The Drift of Progressivism
The end of the MAS cycle is part of a broader regional phenomenon: the erosion of progressive projects that dominated Latin America during the first two decades of the 21st century. From Brazil to Argentina, from Chile to Mexico, the ideological pendulum has started to swing towards more hybrid positions, where the axis no longer lies in left or right but in the capacity to govern amid the collapse of the social contract.
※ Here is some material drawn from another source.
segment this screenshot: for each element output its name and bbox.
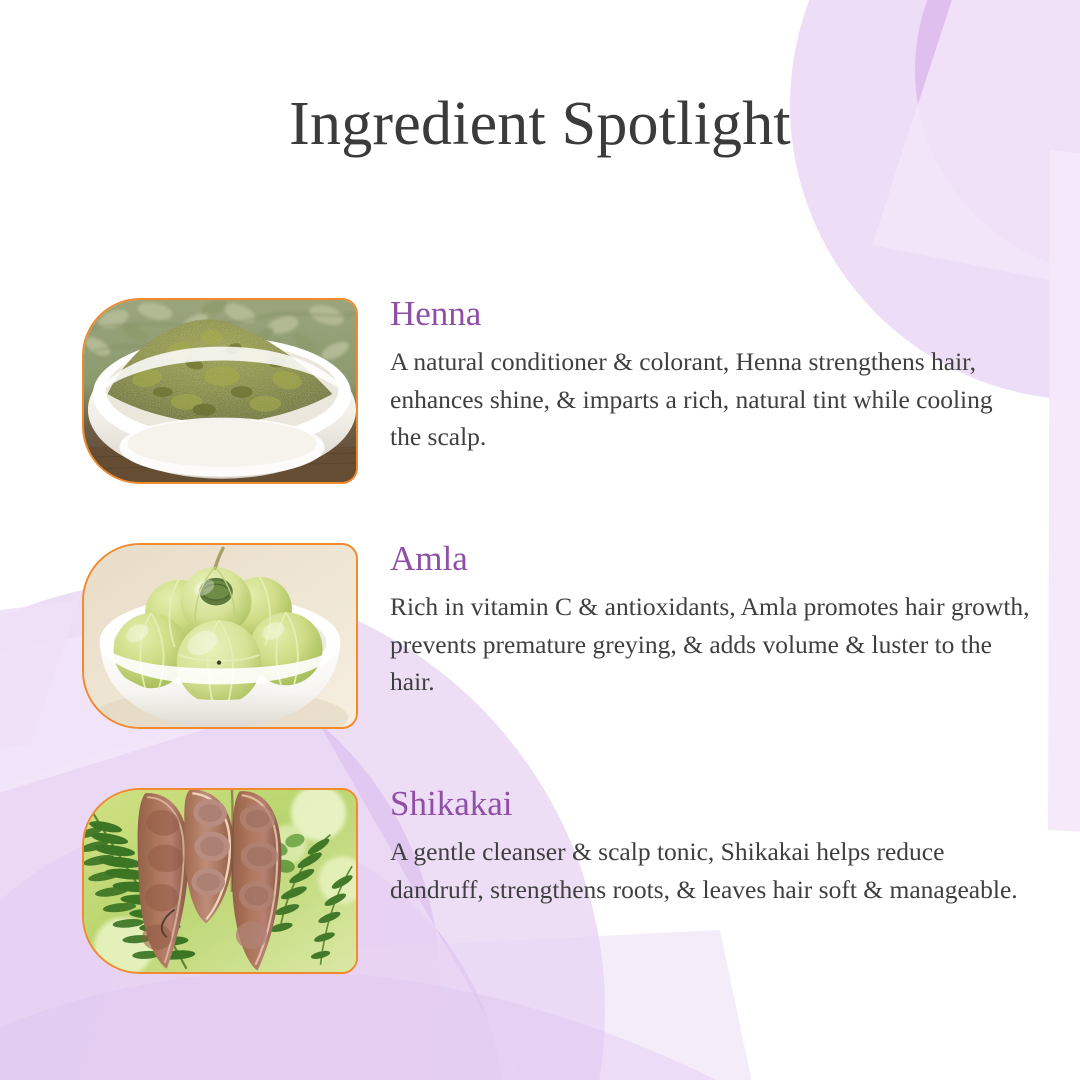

Bolivia is not an exception; it is a laboratory of this transition. The dissolution of the rentier paradigm and the fatigue of economic populism create space for a new political grammar that still lacks a name. Perhaps we are witnessing the emergence of a “Latin American realism,” an attempt to manage the crisis without epic narratives, seeking stability in a continent accustomed to upheaval.
Economy and Legitimacy
The new Bolivian government will have to extinguish several fires simultaneously. The currency crisis, fuel shortages, and declining fiscal revenues are symptoms of an economy in a state of structural fatigue. With no room to borrow or capacity for major reforms, Paz will face the paradox of any government succeeding a prolonged regime: he will need to rebuild trust without resources.
The Country to Come
Bolivia stands at a point that transcends the electoral outcome. What is at stake is not only the management of an economic crisis but the redefinition of its political contract. Paz Pereira assumes power in a country that must learn to govern itself without a foundational myth: without Evo’s government, without the epic of change, without gas revenues.
Can a centrist leadership articulate a national narrative that does not depend on confrontation? Or are we witnessing a temporary truce before a new political explosion?
Ultimately, Bolivia's challenge is not economic or institutional, but existential: to believe again that the future can be built without heroes or enemies, only with citizens.